Inconsistency of employer’s action with its previously stated goals is not evidence of unlawful motive when the inconsistency was introduced before the protected activity.

504.00000 – EMPLOYER DISCRIMINATION; EVIDENCE OF UNLAWFUL MOTIVATION; NEXUS
504.12000 – Employer Statements or Conduct; Threats

Statement that employer intended to provide a one-time bonus to all units that negotiated a contract did not evidence intent to discriminate against unit that engaged in protected activity, where there was no indication that the unit that engaged in protected activity could not have obtained the bonus had it reached an agreement.

606.00000 – EMPLOYER REFUSAL TO BARGAIN IN GOOD FAITH; NEGOTIATIONS; INDICIA OF SURFACE OR BAD FAITH BARGAINING; TOTALITY OF CIRCUMSTANCES
606.13000 – Parity Agreements

While the Board has recognized that an employer has a legitimate interest in maintaining parity or equity across its bargaining units, it has never held that parity is required.

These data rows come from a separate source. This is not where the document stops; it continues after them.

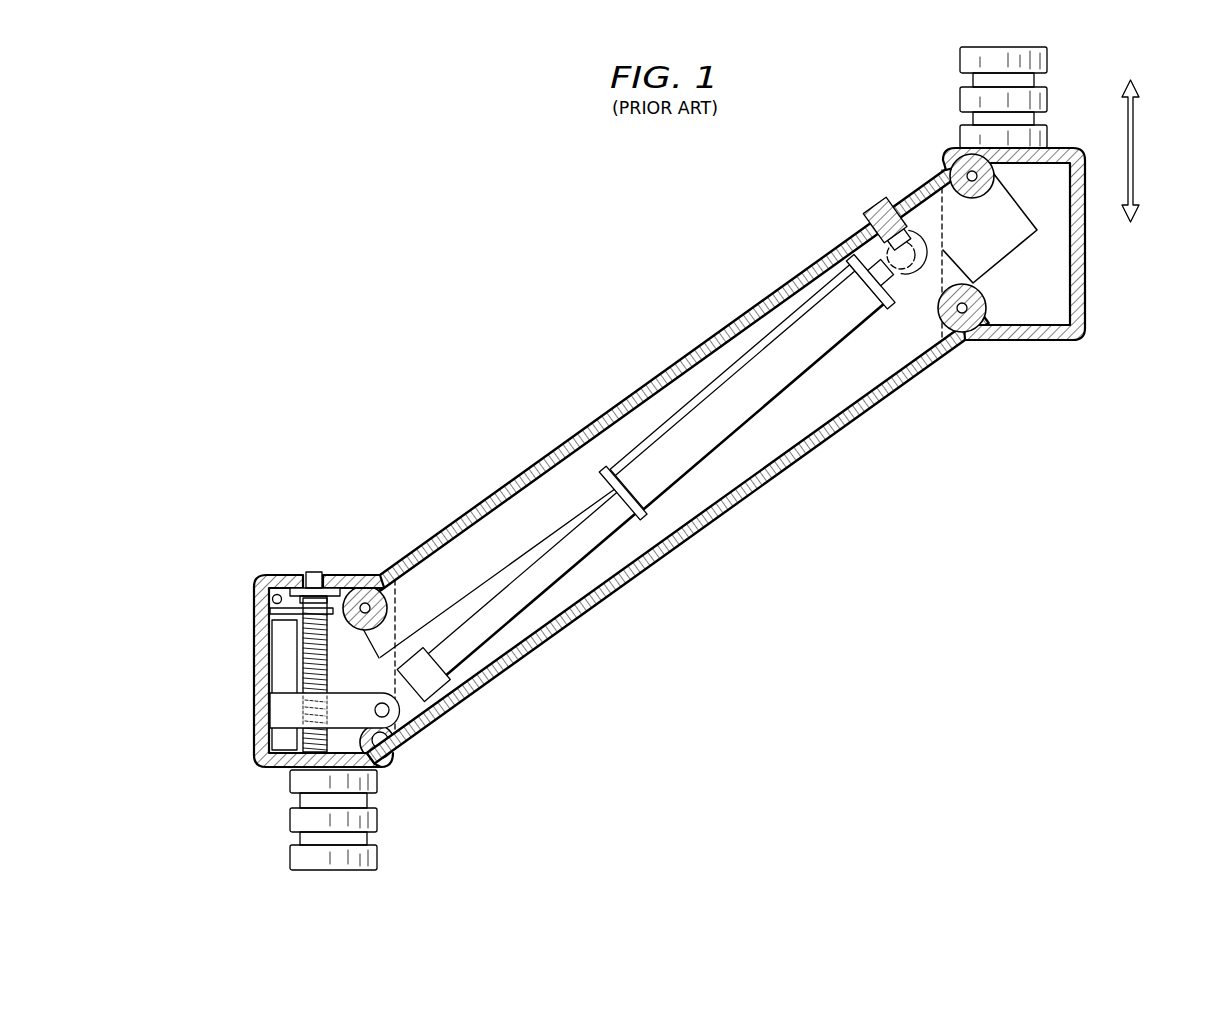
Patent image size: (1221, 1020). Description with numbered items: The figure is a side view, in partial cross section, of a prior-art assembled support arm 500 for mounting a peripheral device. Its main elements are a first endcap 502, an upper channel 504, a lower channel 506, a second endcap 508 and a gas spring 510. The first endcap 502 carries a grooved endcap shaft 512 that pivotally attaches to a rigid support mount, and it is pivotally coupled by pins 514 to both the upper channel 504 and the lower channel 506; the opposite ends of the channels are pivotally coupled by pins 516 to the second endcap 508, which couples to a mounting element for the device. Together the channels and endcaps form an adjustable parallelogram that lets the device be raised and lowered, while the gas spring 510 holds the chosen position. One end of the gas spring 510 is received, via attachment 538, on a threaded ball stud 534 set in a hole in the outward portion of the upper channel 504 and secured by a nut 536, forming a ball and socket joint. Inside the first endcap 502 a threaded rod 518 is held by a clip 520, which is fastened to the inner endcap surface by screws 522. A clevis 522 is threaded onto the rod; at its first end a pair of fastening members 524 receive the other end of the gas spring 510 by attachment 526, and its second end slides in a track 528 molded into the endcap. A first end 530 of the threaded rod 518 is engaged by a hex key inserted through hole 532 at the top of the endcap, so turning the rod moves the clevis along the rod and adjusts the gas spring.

The support arm 500 is at (603, 333).
The first endcap 502 is at (262, 592).
The upper channel 504 is at (575, 435).
The lower channel 506 is at (662, 552).
The second endcap 508 is at (1088, 262).
The gas spring 510 is at (748, 350).
The endcap shaft 512 is at (290, 818).
The pins 514 is at (393, 610).
The pins 516 is at (955, 165).
The threaded rod 518 is at (300, 660).
The clip 520 is at (270, 606).
The clevis 522 is at (272, 588).
The fastening members 524 is at (383, 765).
The attachment 526 is at (425, 683).
The track 528 is at (285, 636).
The first end of threaded rod 530 is at (305, 586).
The hole 532 is at (326, 568).
The threaded ball stud 534 is at (905, 237).
The nut 536 is at (868, 217).
The attachment 538 is at (875, 252).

To the contrary, an employer comes perilously close to bad faith when it insists that it will not under any circumstances agree to different terms for different employee groups.

900.00000 – IMPASSE PROCEDURES; IN GENERAL; DUTY TO PARTICIPATE IN GOOD FAITH
900.05000 – Post-Impasse

No violation of MMBA section 3505.7’s requirement of holding a “public hearing regarding the impasse” before imposing LBFO where the employer provided adequate notice to the public that it intends to consider imposing terms and conditions on employees, and to allow public comment concerning the proposed imposition.

900.00000 – IMPASSE PROCEDURES; IN GENERAL; DUTY TO PARTICIPATE IN GOOD FAITH
900.05000 – Post-Impasse

Even if the employer complies with the MMBA’s requirement of holding a public hearing regarding the impasse, the manner in which the hearing proceeds, statements made by the employer’s representatives and governing body during the hearing, and the decision ultimately imposed may be evidence of whether the employer has acted with the requisite good faith during negotiations and impasse procedures.